In one of his final posts for the Daily Beast, Sullivan explains his rationale:
“As [he and the team that works on his Daily Dish blog] contemplated the end of our contract with the Beast at the end of 2012, we faced a decision. As usual, we sought your input and the blogosphere’s – hence the not-terribly subtle thread that explored whether online readers will ever pay for content, and how. The answer is: no one really knows. But as we debated and discussed that unknowable future, we felt more and more that getting readers to pay a small amount for content was the only truly solid future for online journalism. And since the Dish has, from its beginnings, attempted to pioneer exactly such a solid future for web journalism, we also felt we almost had a duty to try and see if we could help break some new ground.”
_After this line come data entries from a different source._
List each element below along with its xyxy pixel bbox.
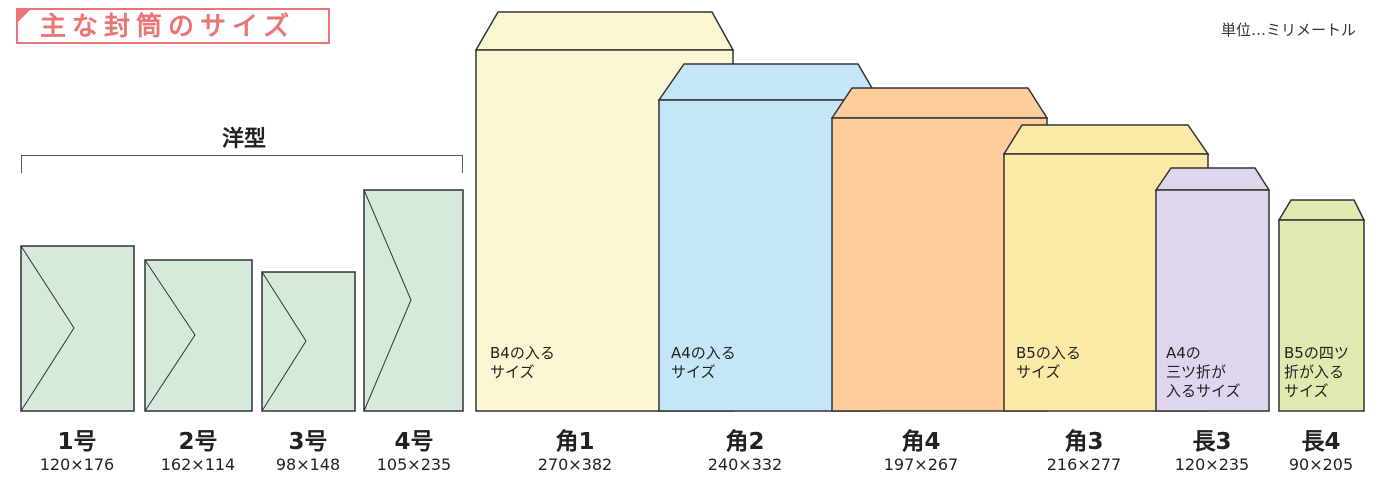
size-1go: 120×176 — [39, 455, 115, 474]
size-kaku4: 197×267 — [883, 455, 959, 474]
envelope-naga3 — [1154, 167, 1271, 412]
name-1go: 1号 — [57, 429, 97, 455]
name-naga4: 長4 — [1301, 429, 1341, 455]
unit-note: 単位…ミリメートル — [1220, 21, 1356, 39]
label-naga4: B5の四ツ 折が入る サイズ — [1284, 344, 1349, 400]
name-naga3: 長3 — [1192, 429, 1232, 455]
name-kaku3: 角3 — [1064, 429, 1104, 455]
title-corner-mark — [18, 10, 32, 24]
name-2go: 2号 — [178, 429, 218, 455]
size-kaku3: 216×277 — [1046, 455, 1122, 474]
size-kaku2: 240×332 — [707, 455, 783, 474]
size-4go: 105×235 — [376, 455, 452, 474]
name-kaku4: 角4 — [901, 429, 941, 455]
envelope-3go — [261, 271, 356, 412]
size-naga4: 90×205 — [1288, 455, 1354, 474]
size-3go: 98×148 — [275, 455, 341, 474]
label-kaku1: B4の入る サイズ — [490, 344, 555, 381]
label-naga3: A4の 三ツ折が 入るサイズ — [1166, 344, 1241, 400]
size-naga3: 120×235 — [1174, 455, 1250, 474]
size-kaku1: 270×382 — [537, 455, 613, 474]
name-3go: 3号 — [288, 429, 328, 455]
size-2go: 162×114 — [160, 455, 236, 474]
label-kaku2: A4の入る サイズ — [671, 344, 736, 381]
name-kaku1: 角1 — [555, 429, 595, 455]
group-bracket — [21, 155, 463, 173]
group-label-yougata: 洋型 — [221, 127, 266, 152]
name-4go: 4号 — [394, 429, 434, 455]
name-kaku2: 角2 — [725, 429, 765, 455]
envelope-1go — [20, 245, 135, 412]
title-box: 主な封筒のサイズ — [16, 8, 330, 44]
envelope-2go — [144, 259, 253, 412]
envelope-naga4 — [1277, 199, 1366, 412]
label-kaku3: B5の入る サイズ — [1016, 344, 1081, 381]
envelope-4go — [363, 189, 464, 412]
page-title: 主な封筒のサイズ — [40, 12, 296, 42]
That new ground isn’t entirely new; as Sullivan admits earlier in the piece, he started out solo (“On my own for nothing but two pledge drives for six years”) before partnering with Time and The Atlantic for short stints before landing with the Daily Beast in April 2011. This latest version of independence is something different, however, with readers asked to pay for the “salaries, health insurance, and legal, technological and accounting expenses” for the entire seven-person team that comprises the Daily Dish. “Here’s the core principle,” Sullivan wrote. “We want to create a place where readers – and readers alone – sustain the site. No bigger media companies will be subsidizing us; no venture capital will be sought to cushion our transition (unless my savings count as venture capital); and, most critically, no advertising will be getting in the way.”
Readers offered a $20 annual subscription fee to have unlimited access to content on the site; readers who don’t subscribe will have limited access to full articles before they’re prompted to sign up once a certain number of articles are read. Those who want to pay more will be able to; Sullivan says that “no member will have any more access or benefits than any other member, but if hardcore Dishheads want to give us some love for the years of free blogging and for the adventure ahead, we’d be crazy not to take it.”
It’ll be interesting to see what the response to this move ends up being; old media has been criticized in the past for setting up paywalls to its content, and that’s essentially what Sullivan is doing here. Also, by removing the majority of the Daily Dish’s content from anyone other than his core audience, it’s possible that Sullivan is removing himself from the middle of the political conversation. If it proves to be a sustainable business model, however, it’s not impossible that other high-profile journalists and writers could end up following suit. Is this another sign of the collapse of media as we know it, or just another birthing pain when it comes to the media of tomorrow?